Di sektor perkantoran dan perbankan, AI dapat digunakan untuk analisis data yang kompleks, sementara interaksi dengan nasabah tetap menjadi ranah manusia sebagai teller atau customer service. Terlebih bagi para pelajar, pengembangan kemampuan berpikir kritis dan kreatif harus berjalan beriringan dengan pemanfaatan AI sebagai sumber informasi.
AI, yang seringkali dijuluki sebagai “tuhannya informasi”, seharusnya tidak menjadikan kita individu yang sepenuhnya bergantung padanya.
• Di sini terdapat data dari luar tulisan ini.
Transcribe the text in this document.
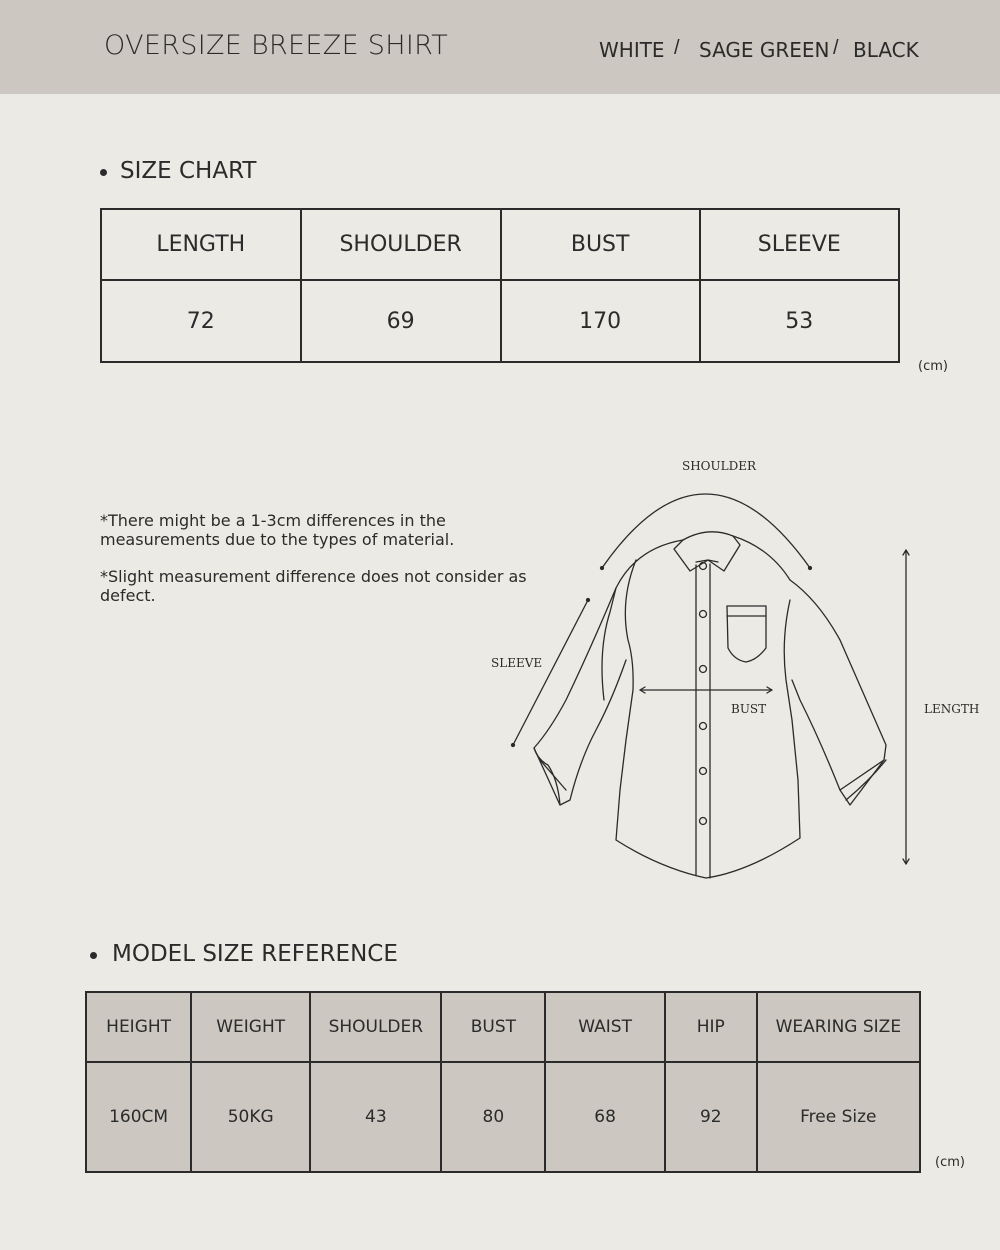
OVERSIZE BREEZE SHIRT	WHITE / SAGE GREEN / BLACK
SIZE CHART
LENGTH	SHOULDER	BUST	SLEEVE
72	69	170	53
(cm)
*There might be a 1-3cm differences in the measurements due to the types of material.
*Slight measurement difference does not consider as defect.
SHOULDER
SLEEVE
BUST	LENGTH
MODEL SIZE REFERENCE
HEIGHT	WEIGHT	SHOULDER	BUST	WAIST	HIP	WEARING SIZE
160CM	50KG	43	80	68	92	Free Size
(cm)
Kemampuan untuk mencari, mengevaluasi, dan memproses informasi secara mandiri harus tetap diasah. Jika AI menyediakan akses mudah terhadap pengetahuan, maka kita juga harus proaktif dalam menggali lebih dalam dan mengembangkan pemahaman yang komprehensif. Dengan demikian, pengetahuan akan bertambah dan kemampuan berpikir kritis-kreatif akan terus berkembang.
Seiring dengan evolusi teknologi, kemampuan manusia juga harus berevolusi menuju tingkat yang lebih tinggi. Langkah yang diambil oleh Jerman untuk beralih kembali ke sumber informasi konvensional seperti buku dan studi lapangan dalam beberapa konteks patut menjadi pertimbangan. Pengendalian penggunaan AI secara global adalah kebutuhan mendesak. Penggunaan AI yang tidak terkendali berpotensi mentransformasi wajah dunia menjadi distopia yang mengerikan. Bahaya AI jauh melampaui potensi destruktif bom nuklir. Jika tidak diatasi dengan tindakan yang tegas dan terkoordinasi, perkembangan dan penggunaan AI yang tidak terkendali dapat menjadi katalisator kehancuran peradaban di masa depan.